Nesses países, as últimas três décadas têm constituído um deplorável processo de ampla ofensiva privatizadora e de asfixia financeira dos seus serviços públicos de saúde. O número de mortes aí verificado é uma tragédia revoltante de desprezo pela vida humana e de glorificação criminosa dos negócios.

Deste modo, urge desencadear no nosso país um enérgico programa de reorganização do SNS, preparando-o para cenários futuros que não são difíceis de adivinhar.

Ainda recentemente, o Presidente da República, a propósito da morte de um médico por covid, afirmou que “os profissionais de saúde merecem os adequados meios e carreiras no Serviço Nacional de Saúde”.

É curioso que tenha sido durante um mandato do seu pai (dr. Baltazar Rebelo de Sousa) como ministro da saúde e assistência que, em 1971, o seu secretário de estado da saúde, prof. dr. Gonçalves Ferreira, tenha desencadeado uma reforma da saúde que definiu os cuidados primários e a criação de centros de saúde como prioridades, além de estabelecer o regime legal para a estruturação progressiva e o funcionamento regular das carreiras dos profissionais de saúde (DL 414/71).

Neste contexto, tem de haver a decência republicana de promover uma política de delimitação de sectores na saúde. O sector privado na saúde no nosso país nunca foi hostilizado na sua livre acção empresarial tendo sempre usufruído, pelo contrário, de um constante e generoso fluxo de dinheiros públicos. A questão de fundo que se coloca, e que não pode continuar a ser escandalosamente escamoteada, é que o nosso dinheiro de contribuintes não pode servir para assegurar os lucros de accionistas privados à revelia dos próprios contribuintes.

Nesta perspectiva de transparência da gestão dos dinheiros públicos, as PPP (parcerias público-privadas) na saúde não devem ter os contratos prorrogados. Esse modelo chegou ao nosso país, tendo como um dos seus grandes entusiastas o então ministro da saúde, Luís Filipe Pereira, num governo presidido por Durão Barroso, quando em vários países, nomeadamente Grã-Bretanha e Canadá, diversos estudos mostravam já os seus resultados desastrosos. Nestes anos de existência das PPP na saúde do nosso país, não se vislumbra nenhuma vantagem em relação à gestão pública.

Por outro lado, é urgente pôr fim à situação escandalosa de grande parte das administrações dos serviços públicos de saúde que recorrem indiscriminadamente a empresas privadas para contratar profissionais pagos à hora, numa afronta intolerável e ilegal à contratação colectiva, e para realizar um grande volume de exames complementares de diagnóstico sem fazerem qualquer prova efectiva de que a capacidade instalada nessas unidades esteja esgotada.

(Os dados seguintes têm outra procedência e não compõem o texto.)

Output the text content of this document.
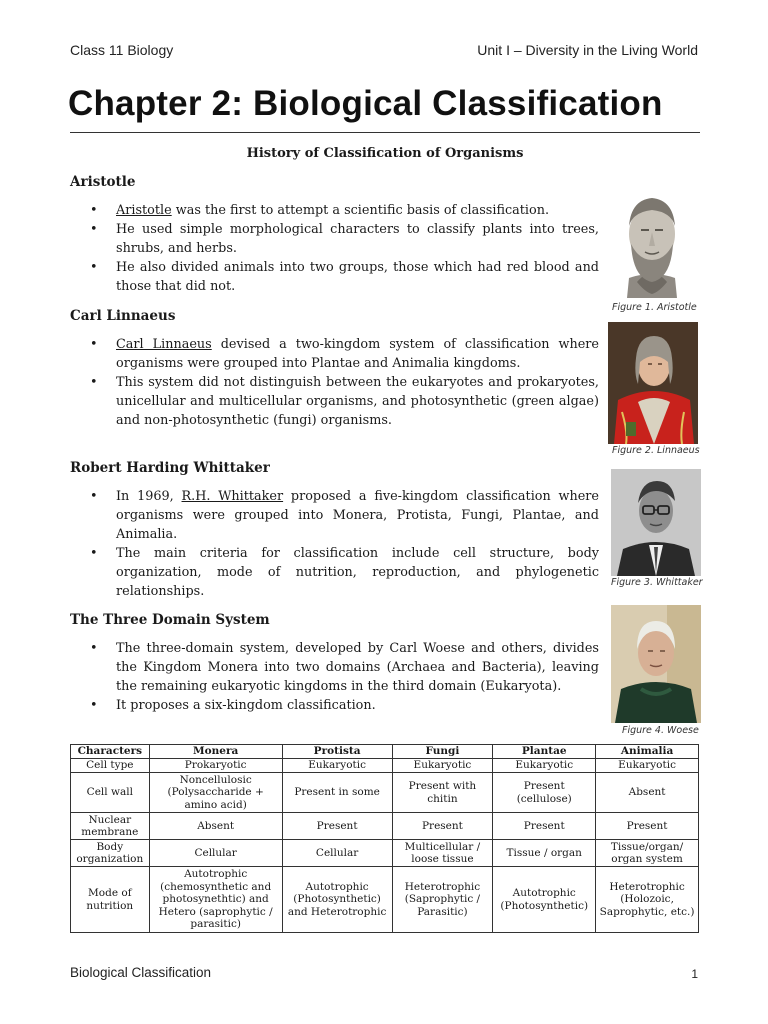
Class 11 Biology	Unit I – Diversity in the Living World
Chapter 2: Biological Classification
History of Classification of Organisms
Aristotle
• Aristotle was the first to attempt a scientific basis of classification.
• He used simple morphological characters to classify plants into trees, shrubs, and herbs.
• He also divided animals into two groups, those which had red blood and those that did not.
Carl Linnaeus
• Carl Linnaeus devised a two-kingdom system of classification where organisms were grouped into Plantae and Animalia kingdoms.
• This system did not distinguish between the eukaryotes and prokaryotes, unicellular and multicellular organisms, and photosynthetic (green algae) and non-photosynthetic (fungi) organisms.
Robert Harding Whittaker
• In 1969, R.H. Whittaker proposed a five-kingdom classification where organisms were grouped into Monera, Protista, Fungi, Plantae, and Animalia.
• The main criteria for classification include cell structure, body organization, mode of nutrition, reproduction, and phylogenetic relationships.
The Three Domain System
• The three-domain system, developed by Carl Woese and others, divides the Kingdom Monera into two domains (Archaea and Bacteria), leaving the remaining eukaryotic kingdoms in the third domain (Eukaryota).
• It proposes a six-kingdom classification.
Figure 1. Aristotle
Figure 2. Linnaeus
Figure 3. Whittaker
Figure 4. Woese
Characters	Monera	Protista	Fungi	Plantae	Animalia
Cell type	Prokaryotic	Eukaryotic	Eukaryotic	Eukaryotic	Eukaryotic
Cell wall	Noncellulosic (Polysaccharide + amino acid)	Present in some	Present with chitin	Present (cellulose)	Absent
Nuclear membrane	Absent	Present	Present	Present	Present
Body organization	Cellular	Cellular	Multicellular / loose tissue	Tissue / organ	Tissue/organ/ organ system
Mode of nutrition	Autotrophic (chemosynthetic and photosynethtic) and Hetero (saprophytic / parasitic)	Autotrophic (Photosynthetic) and Heterotrophic	Heterotrophic (Saprophytic / Parasitic)	Autotrophic (Photosynthetic)	Heterotrophic (Holozoic, Saprophytic, etc.)
Biological Classification	1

O SNS deve estabelecer parcerias com entidades sem fins lucrativos e com uma clara componente social como são, por exemplo, as Misericórdias. Ao longo desta pandemia, as Misericórdias, que gerem cerca de metade dos lares sociais, estiveram sempre activas, tendo conseguido minimizar o número de óbitos de idosos sob a sua responsabilidade, com uma percentagem muito reduzida.

Se esta situação for comparada com o cenário dantesco dos lares na Espanha, França e Itália, onde o número de óbitos foi muito elevado, podemos ter uma ideia mais real da importância do papel na sociedade portuguesa das entidades sem fins lucrativos e do seu contributo insubstituível para o reforço da coesão social, sem a qual a própria democracia e a liberdade correrão riscos que não podem, nunca, ser subestimados.

A estruturação de uma plataforma de articulação e complementaridade na prestação de cuidados de saúde que facilite, em tempo útil, a acessibilidade dos cidadãos e promova uma gestão mais transparente dos dinheiros públicos destinados à Saúde, torna-se uma medida crucial nos tempos actuais.»